I am a student at university and our task is to create a search engine. I am having difficulty generating a unique id to assign to each url when added into the frontier. I have attempted using the SHA-256 hashing algorithm as well as Guid. Here is the code that i used to implement the guid:

public string generateID(string url_add)
{
    long i = 1;

    foreach (byte b in Guid.NewGuid().ToByteArray())
    {
        i *= ((int)b + 1);
    }

    string number = String.Format("{0:d9}", (DateTime.Now.Ticks / 10) % 1000000000);

    return number;
}

Why not just use ToString?

public string generateID()
{
    return Guid.NewGuid().ToString("N");
}

If you would like it to be based on a URL, you could simply do the following:

public string generateID(string sourceUrl)
{
    return string.Format("{0}_{1:N}", sourceUrl, Guid.NewGuid());
}

If you want to hide the URL, you could use some form of SHA1 on the sourceURL, but I'm not sure what that might achieve.


Why don't use GUID?

Guid guid = Guid.NewGuid();
string str = guid.ToString();

Here is a 'YouTube-video-id' like id generator e.g. "UcBKmq2XE5a"

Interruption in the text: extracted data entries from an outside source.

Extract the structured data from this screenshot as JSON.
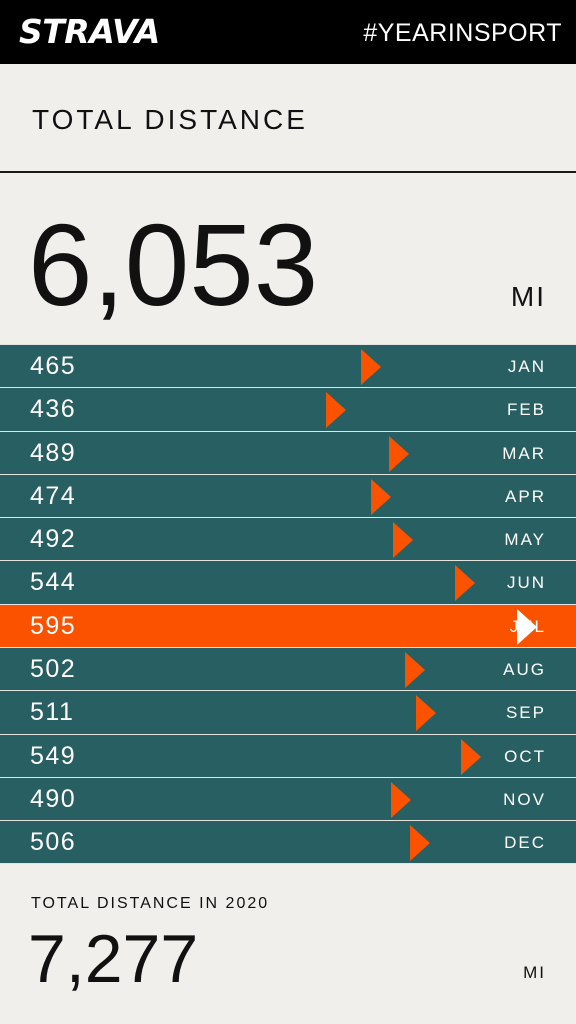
{
  "header": {
    "logo_text": "STRAVA",
    "hashtag": "#YEARINSPORT"
  },
  "colors": {
    "header_bg": "#000000",
    "page_bg": "#f1efeb",
    "row_bg": "#285f62",
    "highlight": "#fb5200",
    "marker": "#fb5200",
    "highlight_marker": "#ffffff"
  },
  "summary": {
    "title": "TOTAL DISTANCE",
    "value": "6,053",
    "unit": "MI"
  },
  "chart_data": {
    "type": "bar",
    "categories": [
      "JAN",
      "FEB",
      "MAR",
      "APR",
      "MAY",
      "JUN",
      "JUL",
      "AUG",
      "SEP",
      "OCT",
      "NOV",
      "DEC"
    ],
    "values": [
      465,
      436,
      489,
      474,
      492,
      544,
      595,
      502,
      511,
      549,
      490,
      506
    ],
    "highlight_category": "JUL",
    "title": "TOTAL DISTANCE",
    "unit": "MI"
  },
  "comparison": {
    "title": "TOTAL DISTANCE IN 2020",
    "value": "7,277",
    "unit": "MI"
  }
}
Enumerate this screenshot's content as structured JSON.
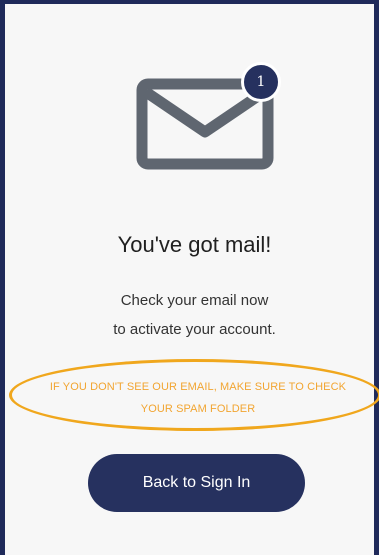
{
  "icons": {
    "mail": "envelope-icon",
    "badge": "notification-badge"
  },
  "badge_count": "1",
  "heading": "You've got mail!",
  "message_line1": "Check your email now",
  "message_line2": "to activate your account.",
  "spam_note_line1": "IF YOU DON'T SEE OUR EMAIL, MAKE SURE TO CHECK",
  "spam_note_line2": "YOUR SPAM FOLDER",
  "back_button_label": "Back to Sign In",
  "colors": {
    "primary": "#26315f",
    "icon_gray": "#5f6670",
    "highlight": "#f0a71d",
    "spam_text": "#f2a531",
    "border": "#1f2a5a"
  }
}
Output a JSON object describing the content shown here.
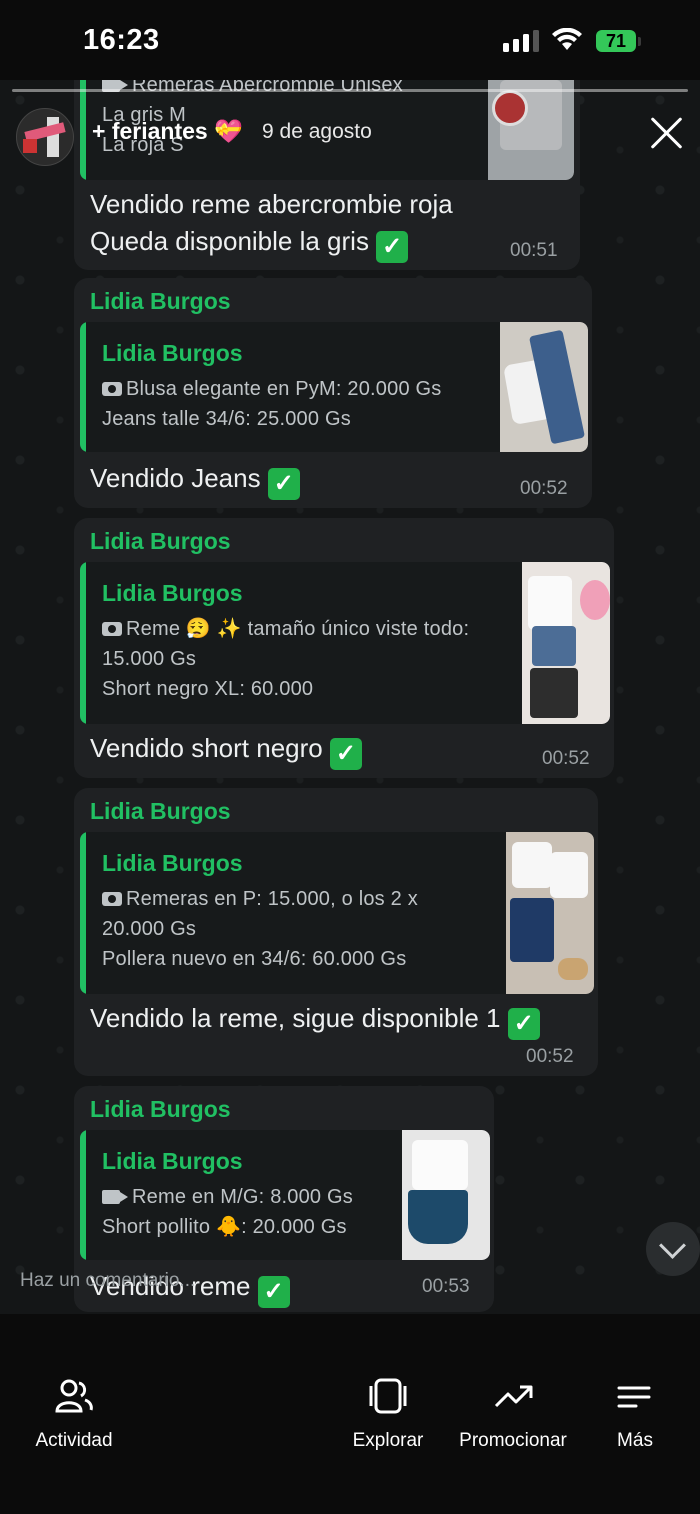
{
  "status_bar": {
    "time": "16:23",
    "battery": "71"
  },
  "story": {
    "group_name": "+ feriantes 💝",
    "date": "9 de agosto",
    "comment_placeholder": "Haz un comentario..."
  },
  "messages": [
    {
      "quote_title": "Remeras Abercrombie Unisex",
      "quote_lines": [
        "La gris M",
        "La roja S"
      ],
      "text_lines": [
        "Vendido reme abercrombie roja",
        "Queda disponible la gris"
      ],
      "time": "00:51"
    },
    {
      "sender": "Lidia Burgos",
      "quote_name": "Lidia Burgos",
      "quote_lines": [
        "Blusa elegante en PyM: 20.000 Gs",
        "Jeans talle 34/6: 25.000 Gs"
      ],
      "text": "Vendido Jeans",
      "time": "00:52"
    },
    {
      "sender": "Lidia Burgos",
      "quote_name": "Lidia Burgos",
      "quote_lines": [
        "Reme 😮‍💨 ✨  tamaño único viste todo:",
        "15.000 Gs",
        "Short negro XL: 60.000"
      ],
      "text": "Vendido short negro",
      "time": "00:52"
    },
    {
      "sender": "Lidia Burgos",
      "quote_name": "Lidia Burgos",
      "quote_lines": [
        "Remeras en P: 15.000, o los 2 x",
        "20.000 Gs",
        "Pollera nuevo en 34/6: 60.000 Gs"
      ],
      "text": "Vendido la reme, sigue disponible 1",
      "time": "00:52"
    },
    {
      "sender": "Lidia Burgos",
      "quote_name": "Lidia Burgos",
      "quote_lines": [
        "Reme en M/G: 8.000 Gs",
        "Short pollito 🐥: 20.000 Gs"
      ],
      "text": "Vendido reme",
      "time": "00:53"
    }
  ],
  "bottom_nav": [
    {
      "label": "Actividad",
      "icon": "people-icon"
    },
    {
      "label": "Explorar",
      "icon": "cards-icon"
    },
    {
      "label": "Promocionar",
      "icon": "trend-up-icon"
    },
    {
      "label": "Más",
      "icon": "menu-lines-icon"
    }
  ],
  "colors": {
    "sender_green": "#21c063",
    "check_green": "#20b04a",
    "bubble": "#1f2123",
    "battery": "#34c759"
  }
}
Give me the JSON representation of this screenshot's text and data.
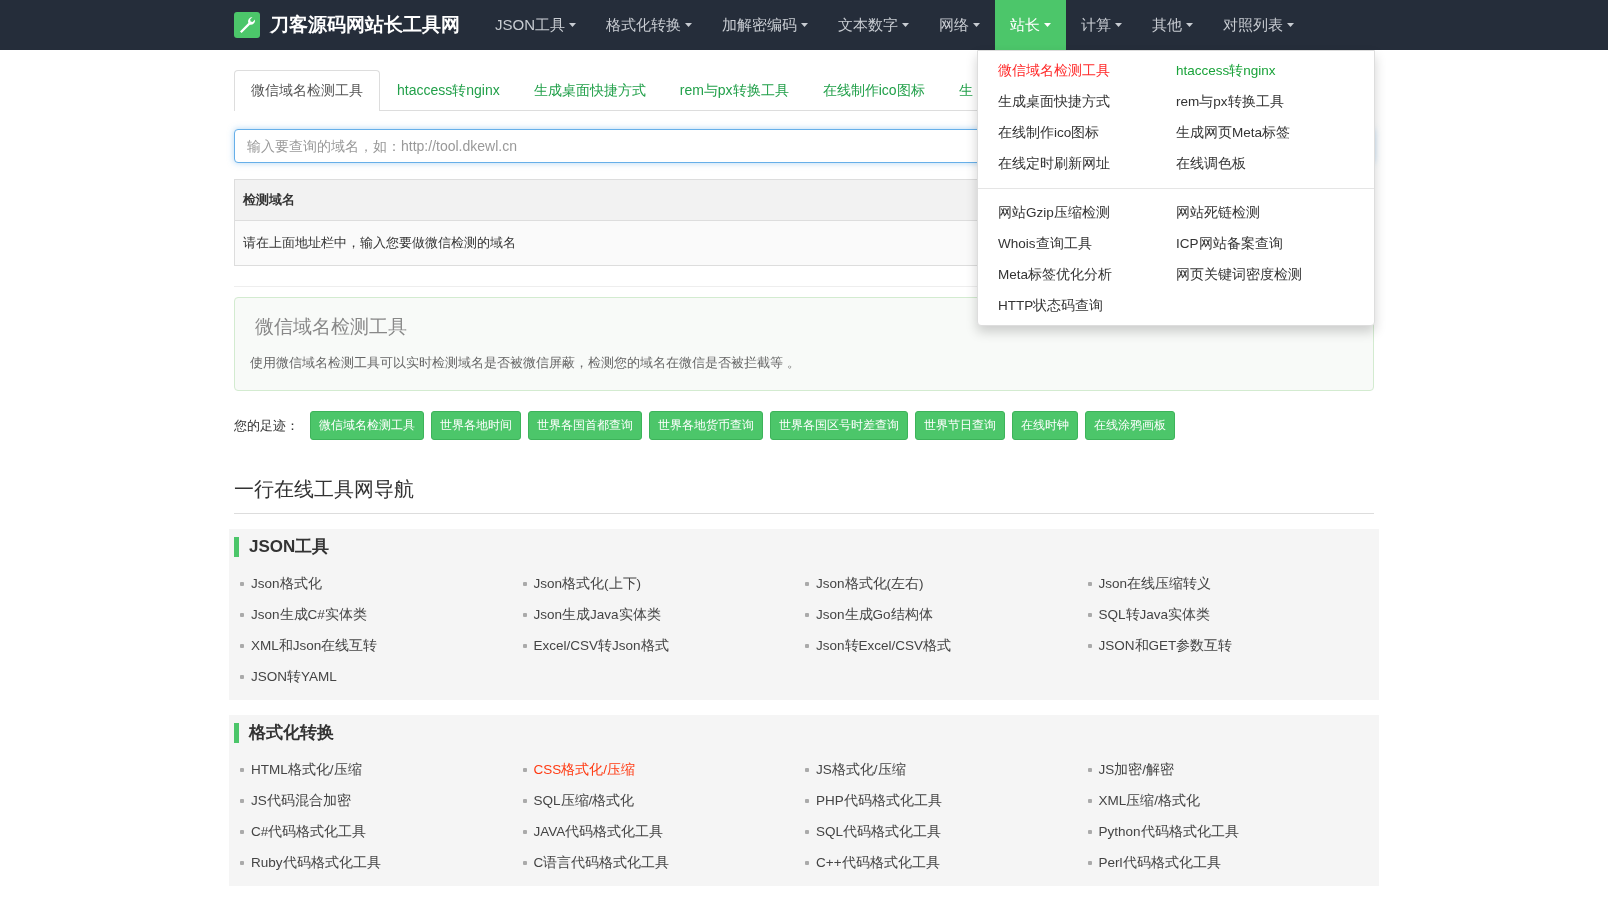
{
  "navbar": {
    "brand": "刀客源码网站长工具网",
    "items": [
      {
        "label": "JSON工具",
        "selected": false
      },
      {
        "label": "格式化转换",
        "selected": false
      },
      {
        "label": "加解密编码",
        "selected": false
      },
      {
        "label": "文本数字",
        "selected": false
      },
      {
        "label": "网络",
        "selected": false
      },
      {
        "label": "站长",
        "selected": true
      },
      {
        "label": "计算",
        "selected": false
      },
      {
        "label": "其他",
        "selected": false
      },
      {
        "label": "对照列表",
        "selected": false
      }
    ]
  },
  "dropdown": {
    "groups": [
      [
        {
          "label": "微信域名检测工具",
          "color": "#ff2a2a"
        },
        {
          "label": "htaccess转nginx",
          "color": "#1aa33a"
        },
        {
          "label": "生成桌面快捷方式",
          "color": "#333333"
        },
        {
          "label": "rem与px转换工具",
          "color": "#333333"
        },
        {
          "label": "在线制作ico图标",
          "color": "#333333"
        },
        {
          "label": "生成网页Meta标签",
          "color": "#333333"
        },
        {
          "label": "在线定时刷新网址",
          "color": "#333333"
        },
        {
          "label": "在线调色板",
          "color": "#333333"
        }
      ],
      [
        {
          "label": "网站Gzip压缩检测",
          "color": "#333333"
        },
        {
          "label": "网站死链检测",
          "color": "#333333"
        },
        {
          "label": "Whois查询工具",
          "color": "#333333"
        },
        {
          "label": "ICP网站备案查询",
          "color": "#333333"
        },
        {
          "label": "Meta标签优化分析",
          "color": "#333333"
        },
        {
          "label": "网页关键词密度检测",
          "color": "#333333"
        },
        {
          "label": "HTTP状态码查询",
          "color": "#333333"
        }
      ]
    ]
  },
  "tabs": [
    {
      "label": "微信域名检测工具",
      "selected": true
    },
    {
      "label": "htaccess转nginx",
      "selected": false
    },
    {
      "label": "生成桌面快捷方式",
      "selected": false
    },
    {
      "label": "rem与px转换工具",
      "selected": false
    },
    {
      "label": "在线制作ico图标",
      "selected": false
    },
    {
      "label": "生",
      "selected": false
    }
  ],
  "search": {
    "placeholder": "输入要查询的域名，如：http://tool.dkewl.cn"
  },
  "table": {
    "columns": [
      "检测域名"
    ],
    "rows": [
      [
        "请在上面地址栏中，输入您要做微信检测的域名"
      ]
    ]
  },
  "info": {
    "title": "微信域名检测工具",
    "description": "使用微信域名检测工具可以实时检测域名是否被微信屏蔽，检测您的域名在微信是否被拦截等 。"
  },
  "footprint": {
    "label": "您的足迹：",
    "tags": [
      "微信域名检测工具",
      "世界各地时间",
      "世界各国首都查询",
      "世界各地货币查询",
      "世界各国区号时差查询",
      "世界节日查询",
      "在线时钟",
      "在线涂鸦画板"
    ]
  },
  "nav_heading": "一行在线工具网导航",
  "sections": [
    {
      "title": "JSON工具",
      "links": [
        {
          "label": "Json格式化",
          "highlighted": false
        },
        {
          "label": "Json格式化(上下)",
          "highlighted": false
        },
        {
          "label": "Json格式化(左右)",
          "highlighted": false
        },
        {
          "label": "Json在线压缩转义",
          "highlighted": false
        },
        {
          "label": "Json生成C#实体类",
          "highlighted": false
        },
        {
          "label": "Json生成Java实体类",
          "highlighted": false
        },
        {
          "label": "Json生成Go结构体",
          "highlighted": false
        },
        {
          "label": "SQL转Java实体类",
          "highlighted": false
        },
        {
          "label": "XML和Json在线互转",
          "highlighted": false
        },
        {
          "label": "Excel/CSV转Json格式",
          "highlighted": false
        },
        {
          "label": "Json转Excel/CSV格式",
          "highlighted": false
        },
        {
          "label": "JSON和GET参数互转",
          "highlighted": false
        },
        {
          "label": "JSON转YAML",
          "highlighted": false
        }
      ]
    },
    {
      "title": "格式化转换",
      "links": [
        {
          "label": "HTML格式化/压缩",
          "highlighted": false
        },
        {
          "label": "CSS格式化/压缩",
          "highlighted": true
        },
        {
          "label": "JS格式化/压缩",
          "highlighted": false
        },
        {
          "label": "JS加密/解密",
          "highlighted": false
        },
        {
          "label": "JS代码混合加密",
          "highlighted": false
        },
        {
          "label": "SQL压缩/格式化",
          "highlighted": false
        },
        {
          "label": "PHP代码格式化工具",
          "highlighted": false
        },
        {
          "label": "XML压缩/格式化",
          "highlighted": false
        },
        {
          "label": "C#代码格式化工具",
          "highlighted": false
        },
        {
          "label": "JAVA代码格式化工具",
          "highlighted": false
        },
        {
          "label": "SQL代码格式化工具",
          "highlighted": false
        },
        {
          "label": "Python代码格式化工具",
          "highlighted": false
        },
        {
          "label": "Ruby代码格式化工具",
          "highlighted": false
        },
        {
          "label": "C语言代码格式化工具",
          "highlighted": false
        },
        {
          "label": "C++代码格式化工具",
          "highlighted": false
        },
        {
          "label": "Perl代码格式化工具",
          "highlighted": false
        }
      ]
    }
  ]
}
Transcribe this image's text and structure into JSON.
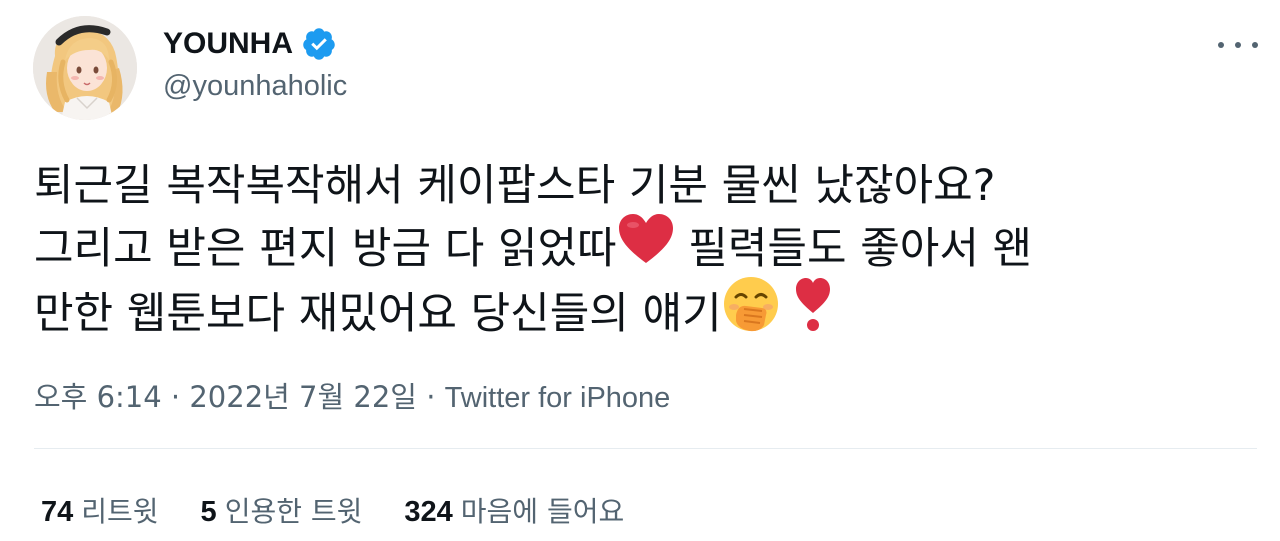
{
  "author": {
    "display_name": "YOUNHA",
    "handle": "@younhaholic",
    "verified": true,
    "accent_color": "#1d9bf0"
  },
  "menu": {
    "icon": "more-horizontal-icon"
  },
  "tweet": {
    "lines": [
      {
        "text": "퇴근길 복작복작해서 케이팝스타 기분 물씬 났잖아요?"
      },
      {
        "text": "그리고 받은 편지 방금 다 읽었따",
        "emoji": "red-heart-icon",
        "after": " 필력들도 좋아서 왠"
      },
      {
        "text": "만한 웹툰보다 재밌어요 당신들의 얘기",
        "emoji": "hand-over-mouth-face-icon",
        "emoji2": "heavy-exclamation-heart-icon"
      }
    ]
  },
  "meta": {
    "time": "오후 6:14",
    "separator": "·",
    "date": "2022년 7월 22일",
    "source": "Twitter for iPhone"
  },
  "stats": [
    {
      "count": "74",
      "label": "리트윗"
    },
    {
      "count": "5",
      "label": "인용한 트윗"
    },
    {
      "count": "324",
      "label": "마음에 들어요"
    }
  ]
}
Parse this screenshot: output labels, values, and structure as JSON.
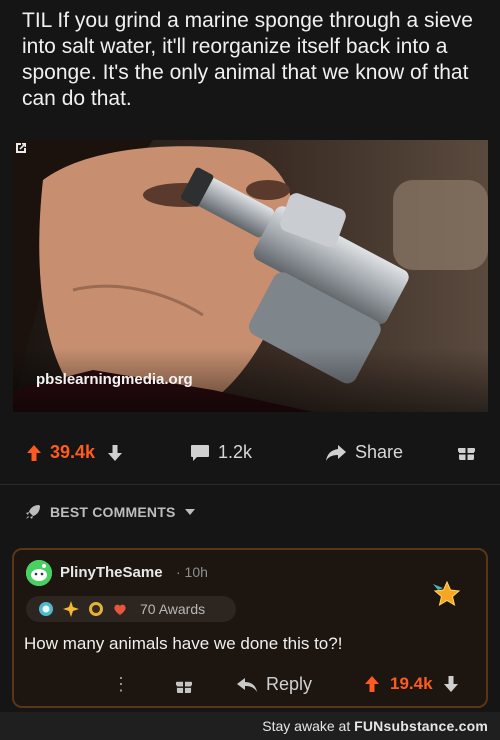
{
  "post": {
    "title": "TIL If you grind a marine sponge through a sieve into salt water, it'll reorganize itself back into a sponge. It's the only animal that we know of that can do that.",
    "link_domain": "pbslearningmedia.org"
  },
  "actions": {
    "upvotes": "39.4k",
    "comments": "1.2k",
    "share_label": "Share"
  },
  "sort": {
    "label": "BEST COMMENTS"
  },
  "comment": {
    "username": "PlinyTheSame",
    "time": "· 10h",
    "awards_label": "70 Awards",
    "body": "How many animals have we done this to?!",
    "more_label": "⋮",
    "reply_label": "Reply",
    "votes": "19.4k"
  },
  "watermark": {
    "prefix": "Stay awake at ",
    "brand": "FUNsubstance.com"
  },
  "colors": {
    "accent": "#ff5a1f",
    "background": "#151515",
    "comment_border": "#5a3516"
  }
}
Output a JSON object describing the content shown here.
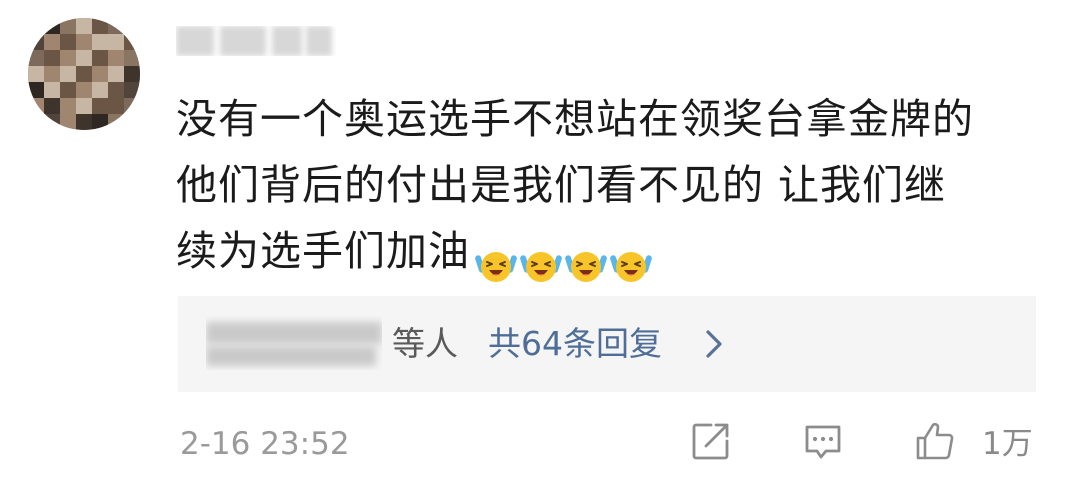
{
  "comment": {
    "avatar": {
      "icon": "blurred-avatar-icon"
    },
    "lines": [
      "没有一个奥运选手不想站在领奖台拿金牌的",
      "他们背后的付出是我们看不见的 让我们继",
      "续为选手们加油"
    ],
    "emoji": {
      "icon": "crying-laughing-emoji-icon",
      "count": 4,
      "face_color": "#f7c52a",
      "tear_color": "#58b6ea"
    }
  },
  "replies": {
    "suffix": "等人",
    "count_label": "共64条回复",
    "chevron_icon": "chevron-right-icon",
    "link_color": "#4e6e98",
    "background": "#f5f5f5"
  },
  "footer": {
    "timestamp": "2-16 23:52",
    "share_icon": "share-icon",
    "comment_icon": "comment-icon",
    "like_icon": "thumbs-up-icon",
    "like_count": "1万"
  }
}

StringBuilder builder = new StringBuilder();
Enumerable
   .Range(65, 26)
    .Select(e => ((char)e).ToString())
    .Concat(Enumerable.Range(97, 26).Select(e => ((char)e).ToString()))
    .Concat(Enumerable.Range(0, 10).Select(e => e.ToString()))
    .OrderBy(e => Guid.NewGuid())
    .Take(11)
    .ToList().ForEach(e => builder.Append(e));
string id = builder.ToString();

It creates random ids of size 11 characters. You can increase/decrease that as well, just change the parameter of Take method.

0.001% duplicates in 100 million.


Why can't we make a unique id as below.

We can use DateTime.Now.Ticks and Guid.NewGuid().ToString() to combine together and make a unique id.

As the DateTime.Now.Ticks is added, we can find out the Date and Time in seconds at which the unique id is created.

Please see the code.

var ticks = DateTime.Now.Ticks;
var guid = Guid.NewGuid().ToString();
var uniqueSessionId = ticks.ToString() +'-'+ guid; //guid created by combining ticks and guid

var datetime = new DateTime(ticks);//for checking purpose
var datetimenow = DateTime.Now;    //both these date times are different.

We can even take the part of ticks in unique id and check for the date and time later for future reference.